With over 2,500 ATP assets in Fumbleland, and with over 5,000 entities in the domain, I know a lot of optimization will be required in the future - we are fine for the current TV production objective, as it is cheaper to buy RTX2080TIs than to optimize 100’s of objects. But looking forward to a wider VR user base, I don’t want to start optimizing until I know what my target is, and this will not happen until I actually see how Fumbleland behaves on standalones HMDs. The reality though is that this optimization requirement will never end, and I am sure I am not the only one that faces this problem. We cannot expect ordinary users to have a team of 3D artist on standby as objects are added to a domain, or when HMDs change - this needs to be a feature of the platform.

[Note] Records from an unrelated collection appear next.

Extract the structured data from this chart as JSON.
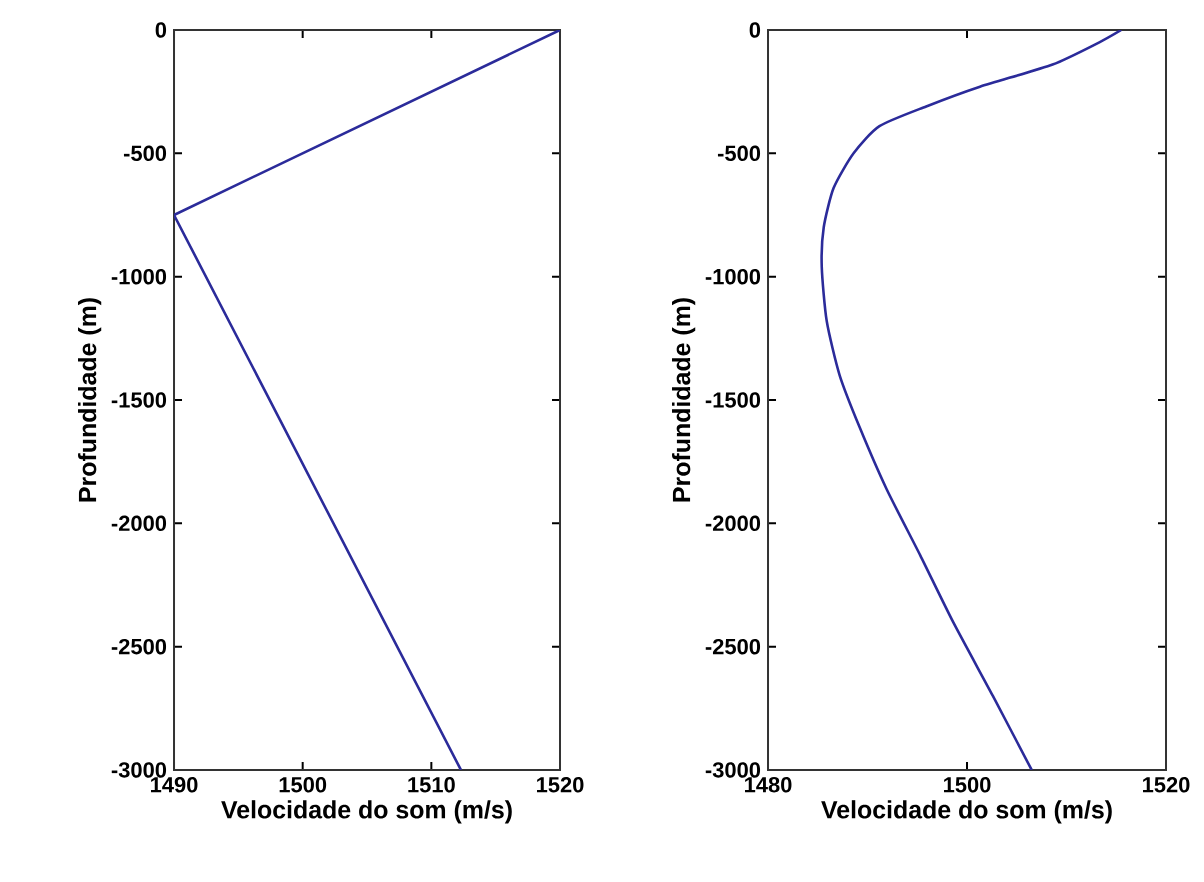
{
  "chart_data": [
    {
      "type": "line",
      "xlabel": "Velocidade do som (m/s)",
      "ylabel": "Profundidade (m)",
      "xlim": [
        1490,
        1520
      ],
      "ylim": [
        -3000,
        0
      ],
      "xticks": [
        1490,
        1500,
        1510,
        1520
      ],
      "yticks": [
        -3000,
        -2500,
        -2000,
        -1500,
        -1000,
        -500,
        0
      ],
      "series": [
        {
          "color": "#2b2b9a",
          "x": [
            1520,
            1490,
            1512.3
          ],
          "values": [
            0,
            -750,
            -3000
          ]
        }
      ]
    },
    {
      "type": "line",
      "xlabel": "Velocidade do som (m/s)",
      "ylabel": "Profundidade (m)",
      "xlim": [
        1480,
        1520
      ],
      "ylim": [
        -3000,
        0
      ],
      "xticks": [
        1480,
        1500,
        1520
      ],
      "yticks": [
        -3000,
        -2500,
        -2000,
        -1500,
        -1000,
        -500,
        0
      ],
      "series": [
        {
          "color": "#2b2b9a",
          "x": [
            1515.5,
            1513.3,
            1508.6,
            1501.3,
            1495.9,
            1491.2,
            1488.6,
            1486.6,
            1485.6,
            1485.4,
            1485.9,
            1487.2,
            1489.2,
            1491.9,
            1495.3,
            1498.6,
            1502.6,
            1506.5
          ],
          "values": [
            0,
            -50,
            -140,
            -230,
            -310,
            -390,
            -500,
            -640,
            -800,
            -960,
            -1180,
            -1400,
            -1610,
            -1860,
            -2130,
            -2400,
            -2700,
            -3000
          ]
        }
      ]
    }
  ]
}
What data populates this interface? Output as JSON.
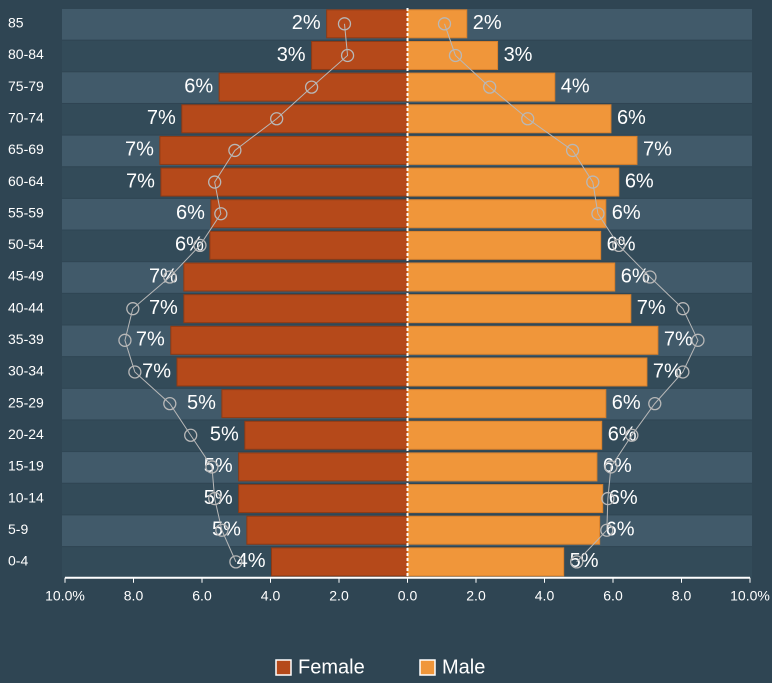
{
  "chart_data": {
    "type": "pyramid",
    "categories": [
      "85",
      "80-84",
      "75-79",
      "70-74",
      "65-69",
      "60-64",
      "55-59",
      "50-54",
      "45-49",
      "40-44",
      "35-39",
      "30-34",
      "25-29",
      "20-24",
      "15-19",
      "10-14",
      "5-9",
      "0-4"
    ],
    "series": [
      {
        "name": "Female",
        "color": "#b5491a",
        "side": "left",
        "values": [
          2.36,
          2.8,
          5.5,
          6.59,
          7.23,
          7.2,
          5.74,
          5.77,
          6.53,
          6.53,
          6.91,
          6.73,
          5.42,
          4.75,
          4.93,
          4.93,
          4.69,
          3.97
        ],
        "value_labels": [
          "2%",
          "3%",
          "6%",
          "7%",
          "7%",
          "7%",
          "6%",
          "6%",
          "7%",
          "7%",
          "7%",
          "7%",
          "5%",
          "5%",
          "5%",
          "5%",
          "5%",
          "4%"
        ],
        "overlay": [
          1.84,
          1.75,
          2.8,
          3.82,
          5.04,
          5.63,
          5.45,
          6.06,
          6.94,
          8.02,
          8.25,
          7.96,
          6.94,
          6.33,
          5.71,
          5.63,
          5.42,
          5.01
        ]
      },
      {
        "name": "Male",
        "color": "#f0963a",
        "side": "right",
        "values": [
          1.73,
          2.63,
          4.3,
          5.94,
          6.7,
          6.17,
          5.79,
          5.64,
          6.05,
          6.52,
          7.31,
          6.99,
          5.79,
          5.67,
          5.53,
          5.7,
          5.61,
          4.56
        ],
        "value_labels": [
          "2%",
          "3%",
          "4%",
          "6%",
          "7%",
          "6%",
          "6%",
          "6%",
          "6%",
          "7%",
          "7%",
          "7%",
          "6%",
          "6%",
          "6%",
          "6%",
          "6%",
          "5%"
        ],
        "overlay": [
          1.08,
          1.4,
          2.4,
          3.51,
          4.82,
          5.41,
          5.56,
          6.17,
          7.08,
          8.04,
          8.48,
          8.04,
          7.22,
          6.55,
          5.94,
          5.85,
          5.82,
          4.94
        ]
      }
    ],
    "overlay_color": "#b8b8b8",
    "xlim": [
      -10,
      10
    ],
    "xticks": [
      {
        "value": -10,
        "label": "10.0%"
      },
      {
        "value": -8,
        "label": "8.0"
      },
      {
        "value": -6,
        "label": "6.0"
      },
      {
        "value": -4,
        "label": "4.0"
      },
      {
        "value": -2,
        "label": "2.0"
      },
      {
        "value": 0,
        "label": "0.0"
      },
      {
        "value": 2,
        "label": "2.0"
      },
      {
        "value": 4,
        "label": "4.0"
      },
      {
        "value": 6,
        "label": "6.0"
      },
      {
        "value": 8,
        "label": "8.0"
      },
      {
        "value": 10,
        "label": "10.0%"
      }
    ]
  }
}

I am also quite sure this is not as easy as I put it, but neither was getting High Fidelity to what it is now. And before the comments start, let me openly state that I have a superficial understanding of what is under the hood in High Fidelity – I have not coded since the 80s and my understanding of modern rendering technology is limited. But I have been involved VR since the mid 90’s (speaker at Avatars98) and have dealt with multiple evolutionary transitions of computing in my 40 years of professional IT work. I see cooperative rendering as another evolutionary transition - the further application of cloud technologies to VR beyond server hosting. But like many, I am still surprised what Neil Stephenson wrote in 92 is still happening and current – sort of like an anthropic principle of VR.

In any case, I am sure other forum members will have a better and more in-depth understanding of the subject matter, and will either complement or kill this idea :blush:


With the launch of 5G wireless internet I think this is going to become the default model for how VR worlds are served. 5G will have 1 ms latency and bi-directional network speeds of 20 GB/s - so realistically you can do 80 or 90hz with all the processing happening remotely.

That’s going to enable augmented and virtual reality with a very thin client (for low battery and weight) - basically all the processing will happen in the cloud.